There’s more. Critics say the Fair Tax would be regressive because low income earners spend a greater portion of their income on basic necessities than high income earners. Further, “prebates” would necessitate the creation of a national welfare agency with knowledge of low wage earner’s income, despite the abolition of the IRS. How else would “prebate” checks be calculated?
Those opposed are also concerned about tax evasion. They believe it could run rampant among people with access to goods at wholesale.
Black market wholesale activity could be conducted on the Internet with ease -- think eBay and PayPal -- rather than alleys or, for that matter, the United States.
The Fair Tax would apply to services, boosting the cost of a trip to the doctor.
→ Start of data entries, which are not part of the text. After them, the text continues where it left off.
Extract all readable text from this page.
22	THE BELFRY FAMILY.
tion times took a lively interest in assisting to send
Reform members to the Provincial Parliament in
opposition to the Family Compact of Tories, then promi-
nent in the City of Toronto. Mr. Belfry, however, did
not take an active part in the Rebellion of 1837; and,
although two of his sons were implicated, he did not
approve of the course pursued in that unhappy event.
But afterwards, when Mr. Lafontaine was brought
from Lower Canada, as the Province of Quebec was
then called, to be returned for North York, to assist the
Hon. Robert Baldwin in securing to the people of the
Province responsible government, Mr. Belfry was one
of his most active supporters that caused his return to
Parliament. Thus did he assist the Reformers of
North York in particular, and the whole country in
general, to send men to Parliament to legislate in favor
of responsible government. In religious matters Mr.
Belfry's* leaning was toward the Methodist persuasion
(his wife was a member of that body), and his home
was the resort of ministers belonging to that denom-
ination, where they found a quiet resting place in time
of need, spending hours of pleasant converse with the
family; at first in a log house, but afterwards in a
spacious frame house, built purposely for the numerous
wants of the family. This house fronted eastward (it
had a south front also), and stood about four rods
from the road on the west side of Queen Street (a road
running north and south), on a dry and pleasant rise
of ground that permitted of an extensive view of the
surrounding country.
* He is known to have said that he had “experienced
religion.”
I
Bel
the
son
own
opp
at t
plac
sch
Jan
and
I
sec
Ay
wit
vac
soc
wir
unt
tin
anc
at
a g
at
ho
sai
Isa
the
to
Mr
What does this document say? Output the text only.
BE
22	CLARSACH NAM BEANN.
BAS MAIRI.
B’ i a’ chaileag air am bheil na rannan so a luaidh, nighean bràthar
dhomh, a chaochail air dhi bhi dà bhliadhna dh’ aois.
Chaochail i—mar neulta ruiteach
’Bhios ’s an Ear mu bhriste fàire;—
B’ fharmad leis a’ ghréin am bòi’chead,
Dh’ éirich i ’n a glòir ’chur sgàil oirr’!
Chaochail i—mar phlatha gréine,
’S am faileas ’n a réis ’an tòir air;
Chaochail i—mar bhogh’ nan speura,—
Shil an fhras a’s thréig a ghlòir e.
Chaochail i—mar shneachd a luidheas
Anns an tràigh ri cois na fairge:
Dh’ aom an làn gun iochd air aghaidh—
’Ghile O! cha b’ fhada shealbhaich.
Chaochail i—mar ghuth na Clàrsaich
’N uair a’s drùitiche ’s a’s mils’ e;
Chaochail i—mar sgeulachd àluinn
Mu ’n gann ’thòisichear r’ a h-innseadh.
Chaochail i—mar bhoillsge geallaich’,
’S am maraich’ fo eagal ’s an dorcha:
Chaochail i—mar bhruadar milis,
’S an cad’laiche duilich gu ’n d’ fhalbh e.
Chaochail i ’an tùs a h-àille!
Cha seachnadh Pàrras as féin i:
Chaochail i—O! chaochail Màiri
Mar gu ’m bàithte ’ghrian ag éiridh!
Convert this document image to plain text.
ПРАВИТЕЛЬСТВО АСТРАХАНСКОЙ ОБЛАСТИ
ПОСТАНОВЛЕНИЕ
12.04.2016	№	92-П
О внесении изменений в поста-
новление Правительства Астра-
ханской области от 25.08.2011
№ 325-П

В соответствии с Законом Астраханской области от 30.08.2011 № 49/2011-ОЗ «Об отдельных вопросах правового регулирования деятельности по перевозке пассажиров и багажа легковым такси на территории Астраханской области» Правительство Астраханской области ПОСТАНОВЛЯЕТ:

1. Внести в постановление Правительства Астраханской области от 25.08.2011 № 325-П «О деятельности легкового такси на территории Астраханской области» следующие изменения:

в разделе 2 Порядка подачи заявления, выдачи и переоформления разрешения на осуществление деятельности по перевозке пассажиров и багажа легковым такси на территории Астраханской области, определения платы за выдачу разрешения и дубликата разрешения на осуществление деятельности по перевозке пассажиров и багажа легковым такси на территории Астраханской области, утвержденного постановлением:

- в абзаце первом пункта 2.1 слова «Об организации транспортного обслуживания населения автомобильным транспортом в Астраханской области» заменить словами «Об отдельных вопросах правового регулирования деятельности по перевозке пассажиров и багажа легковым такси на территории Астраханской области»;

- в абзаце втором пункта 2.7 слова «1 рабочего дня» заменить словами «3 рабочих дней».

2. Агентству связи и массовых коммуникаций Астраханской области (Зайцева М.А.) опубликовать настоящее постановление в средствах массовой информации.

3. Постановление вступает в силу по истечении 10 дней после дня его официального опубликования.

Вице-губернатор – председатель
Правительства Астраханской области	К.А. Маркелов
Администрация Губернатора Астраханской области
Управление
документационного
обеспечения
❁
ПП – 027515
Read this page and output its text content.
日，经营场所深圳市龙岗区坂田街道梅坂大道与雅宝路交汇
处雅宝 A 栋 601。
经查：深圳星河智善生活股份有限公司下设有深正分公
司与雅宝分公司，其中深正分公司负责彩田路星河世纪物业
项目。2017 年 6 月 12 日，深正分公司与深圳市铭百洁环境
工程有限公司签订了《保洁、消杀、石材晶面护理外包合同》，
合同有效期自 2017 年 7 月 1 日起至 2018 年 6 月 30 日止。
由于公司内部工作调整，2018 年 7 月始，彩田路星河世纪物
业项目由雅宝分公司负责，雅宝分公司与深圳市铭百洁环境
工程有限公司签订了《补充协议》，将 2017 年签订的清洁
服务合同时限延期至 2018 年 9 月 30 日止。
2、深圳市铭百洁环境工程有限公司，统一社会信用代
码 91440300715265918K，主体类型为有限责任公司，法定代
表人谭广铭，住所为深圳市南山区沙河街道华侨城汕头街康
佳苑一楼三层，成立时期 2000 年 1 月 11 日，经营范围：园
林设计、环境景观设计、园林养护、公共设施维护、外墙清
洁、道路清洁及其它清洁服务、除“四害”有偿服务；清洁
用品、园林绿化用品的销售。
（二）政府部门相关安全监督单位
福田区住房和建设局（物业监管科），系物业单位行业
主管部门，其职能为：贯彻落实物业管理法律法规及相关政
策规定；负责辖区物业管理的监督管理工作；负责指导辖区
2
Would the medical profession willingly become tax collectors?
Then there’s the problem of government purchases. If Uncle Sam buys widgets at $1 million each, the government would be required to add $300,000 in sales tax, boosting the total price to $1.3 million. On paper, that would increase revenue, but wouldn’t actually make additional funds available, because the government would be paying its own tax.
The proposed tax would also apply to state and local governments, boosting costs.
Critics say a flatter income tax is a better way to eliminate inequities in the current tax code, while still raising sufficient revenue to fund the federal government.
The Fair Tax Act of 2007 (H.R. 25; S. 1025) was introduced by Representative John Linder and Senator Saxby Chambliss, both Georgia Republicans. The measure has 67 co-sponsors in the House and four in the Senate.
Translation: Don’t hold your breath waiting for the Fair Tax to become law.